Number of times ran: 5
The max time was: 143950627 (148.83% of the average)
The min time was: 64780554 (66.98% of the average)
The average time was: 96719589
The difference between the max and min is: 122.21%
Running with thread activity took 398.3% as much time as running without.
Is there a way that I can do a benchmark like this that is both consistent and efficient/fast?
I'm not testing the code that is between the start and end times by the way. I'm testing the CPU load in a way (see how I'm starting some thread activity and retesting). So I think that what I'm looking for it something to substitute for the code I have in "runTest" that will yield quicker and more consistent results.
Thanks
In short:
(Micro-)benchmarking is very complex, so use a tool like the Benchmarking framework http://www.ellipticgroup.com/misc/projectLibrary.zip - and still be skeptical about the results ("Put micro-trust in a micro-benchmark", Dr.
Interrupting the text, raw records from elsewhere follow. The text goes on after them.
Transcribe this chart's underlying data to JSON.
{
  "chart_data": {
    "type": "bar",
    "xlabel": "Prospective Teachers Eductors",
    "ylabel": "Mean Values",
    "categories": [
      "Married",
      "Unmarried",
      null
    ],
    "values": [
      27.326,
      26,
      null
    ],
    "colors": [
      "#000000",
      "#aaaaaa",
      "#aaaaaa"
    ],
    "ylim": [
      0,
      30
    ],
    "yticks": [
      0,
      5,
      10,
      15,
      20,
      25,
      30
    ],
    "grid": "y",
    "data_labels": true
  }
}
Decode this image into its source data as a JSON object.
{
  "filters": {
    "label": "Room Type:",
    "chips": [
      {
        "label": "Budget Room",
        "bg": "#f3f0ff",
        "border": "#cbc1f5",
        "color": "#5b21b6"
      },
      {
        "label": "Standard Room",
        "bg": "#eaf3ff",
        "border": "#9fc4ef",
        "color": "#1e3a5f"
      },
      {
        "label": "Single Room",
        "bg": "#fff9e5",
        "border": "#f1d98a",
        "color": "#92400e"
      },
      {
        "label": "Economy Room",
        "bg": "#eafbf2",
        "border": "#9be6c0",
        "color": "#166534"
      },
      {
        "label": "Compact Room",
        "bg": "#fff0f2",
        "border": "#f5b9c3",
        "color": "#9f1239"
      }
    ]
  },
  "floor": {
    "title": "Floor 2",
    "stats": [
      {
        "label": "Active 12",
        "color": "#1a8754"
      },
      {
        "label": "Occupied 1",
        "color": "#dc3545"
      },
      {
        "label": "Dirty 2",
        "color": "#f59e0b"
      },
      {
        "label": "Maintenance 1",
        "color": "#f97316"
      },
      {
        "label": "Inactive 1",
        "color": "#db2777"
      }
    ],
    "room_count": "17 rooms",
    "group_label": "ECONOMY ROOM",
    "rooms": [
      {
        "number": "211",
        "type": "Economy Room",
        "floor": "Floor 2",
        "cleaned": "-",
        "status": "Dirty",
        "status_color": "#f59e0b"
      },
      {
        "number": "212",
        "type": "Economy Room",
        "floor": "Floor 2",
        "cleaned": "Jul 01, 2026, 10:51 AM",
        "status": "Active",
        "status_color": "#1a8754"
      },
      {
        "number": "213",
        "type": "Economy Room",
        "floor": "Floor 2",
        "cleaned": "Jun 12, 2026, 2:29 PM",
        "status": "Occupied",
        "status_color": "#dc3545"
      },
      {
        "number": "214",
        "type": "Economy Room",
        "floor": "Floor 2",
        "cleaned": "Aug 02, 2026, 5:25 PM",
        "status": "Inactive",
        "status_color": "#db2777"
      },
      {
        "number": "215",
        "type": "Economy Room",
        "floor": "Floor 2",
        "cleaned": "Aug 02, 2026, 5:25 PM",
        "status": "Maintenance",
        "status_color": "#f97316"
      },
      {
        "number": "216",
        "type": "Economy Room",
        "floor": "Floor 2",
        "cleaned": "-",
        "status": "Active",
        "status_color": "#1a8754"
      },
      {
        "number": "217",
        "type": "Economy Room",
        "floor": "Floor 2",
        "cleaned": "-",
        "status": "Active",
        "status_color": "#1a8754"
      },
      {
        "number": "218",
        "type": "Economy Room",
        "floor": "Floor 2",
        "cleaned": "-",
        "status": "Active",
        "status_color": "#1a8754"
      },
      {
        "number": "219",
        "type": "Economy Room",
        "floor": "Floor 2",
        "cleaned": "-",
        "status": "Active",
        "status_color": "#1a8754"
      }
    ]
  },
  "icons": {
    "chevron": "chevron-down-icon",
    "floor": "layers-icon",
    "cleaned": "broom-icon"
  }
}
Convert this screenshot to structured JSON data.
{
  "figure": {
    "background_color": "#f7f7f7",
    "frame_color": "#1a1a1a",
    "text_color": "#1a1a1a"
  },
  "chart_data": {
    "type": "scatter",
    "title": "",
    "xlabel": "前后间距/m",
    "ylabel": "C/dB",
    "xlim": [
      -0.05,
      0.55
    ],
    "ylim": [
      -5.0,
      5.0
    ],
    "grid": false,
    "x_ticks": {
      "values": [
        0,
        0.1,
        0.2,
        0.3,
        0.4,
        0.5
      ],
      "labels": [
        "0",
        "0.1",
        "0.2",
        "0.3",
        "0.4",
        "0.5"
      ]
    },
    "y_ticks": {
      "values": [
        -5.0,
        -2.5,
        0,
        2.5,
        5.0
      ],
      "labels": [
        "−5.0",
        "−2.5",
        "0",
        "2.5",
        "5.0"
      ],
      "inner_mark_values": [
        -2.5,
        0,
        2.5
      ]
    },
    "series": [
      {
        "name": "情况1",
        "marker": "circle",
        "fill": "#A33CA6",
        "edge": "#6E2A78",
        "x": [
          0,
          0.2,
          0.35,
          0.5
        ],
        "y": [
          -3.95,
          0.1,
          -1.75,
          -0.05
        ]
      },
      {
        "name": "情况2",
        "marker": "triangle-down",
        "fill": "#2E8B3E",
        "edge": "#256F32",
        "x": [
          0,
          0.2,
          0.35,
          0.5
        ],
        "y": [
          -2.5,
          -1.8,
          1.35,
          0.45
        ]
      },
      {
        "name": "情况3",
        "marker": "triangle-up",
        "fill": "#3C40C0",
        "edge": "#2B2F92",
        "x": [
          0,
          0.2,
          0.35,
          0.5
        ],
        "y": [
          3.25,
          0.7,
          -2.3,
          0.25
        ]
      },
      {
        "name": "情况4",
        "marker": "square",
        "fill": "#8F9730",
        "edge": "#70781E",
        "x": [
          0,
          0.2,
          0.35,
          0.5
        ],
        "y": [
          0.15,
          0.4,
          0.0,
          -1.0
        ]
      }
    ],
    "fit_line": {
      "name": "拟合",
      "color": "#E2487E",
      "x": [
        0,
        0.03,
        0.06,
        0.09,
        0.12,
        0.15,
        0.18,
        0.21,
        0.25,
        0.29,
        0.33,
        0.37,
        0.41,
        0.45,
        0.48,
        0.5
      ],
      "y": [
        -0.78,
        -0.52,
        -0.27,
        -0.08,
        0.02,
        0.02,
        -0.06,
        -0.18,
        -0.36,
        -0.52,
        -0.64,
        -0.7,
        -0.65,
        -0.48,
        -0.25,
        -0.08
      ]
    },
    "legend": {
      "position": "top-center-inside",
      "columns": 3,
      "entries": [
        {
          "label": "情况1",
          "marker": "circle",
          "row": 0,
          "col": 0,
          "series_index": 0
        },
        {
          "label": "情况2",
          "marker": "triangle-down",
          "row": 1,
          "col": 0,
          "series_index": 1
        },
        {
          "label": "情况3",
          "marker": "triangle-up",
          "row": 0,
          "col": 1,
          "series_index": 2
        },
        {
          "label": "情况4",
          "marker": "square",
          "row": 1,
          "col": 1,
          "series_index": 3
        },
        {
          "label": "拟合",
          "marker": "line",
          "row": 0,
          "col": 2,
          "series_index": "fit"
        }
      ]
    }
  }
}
Cliff Click).
In detail:
There are a lot of factors that can strongly influence the results:
Brent Boyer's article "Robust Java benchmarking, Part 1: Issues" ( http://www.ibm.com/developerworks/java/library/j-benchmark1/index.html) is a good description of all those issues and whether/what you can do against them (e.g. use JVM options or call ProcessIdleTask beforehand).
You won't be able to eliminate all these factors, so doing statistics is a good idea. But:
The above mentioned Benchmark framework ( http://www.ellipticgroup.com/misc/projectLibrary.zip) uses these techniques. You can read about them in Brent Boyer's article "Robust Java benchmarking, Part 2: Statistics and solutions" ( https://www.ibm.com/developerworks/java/library/j-benchmark2/).
Your code ends up testing mainly garbage collection performance because appending to a String in a loop ends up creating and immediately discarding a large number of increasingly large String objects.
This is something that inherently leads to wildly varying measurements and is influenced strongy by multi-thread activity.
I suggest you do something else in your loop that has more predictable performance, like mathematical calculations.
In the 10 million times run, odds are good the HotSpot compiler detected a "heavily used" piece of code and compiled it into machine native code.
JVM bytecode is interpreted, which leads it susceptible to more interrupts from other background processes occurring in the JVM (like garbage collection).
Generally speaking, these kinds of benchmarks are rife with assumptions that don't hold. You cannot believe that a micro benchmark really proves what it set out to prove without a lot of evidence proving that the initial measurement (time) isn't actually measuring your task and possibly some other background tasks. If you don't attempt to control for background tasks, then the measurement is much less useful.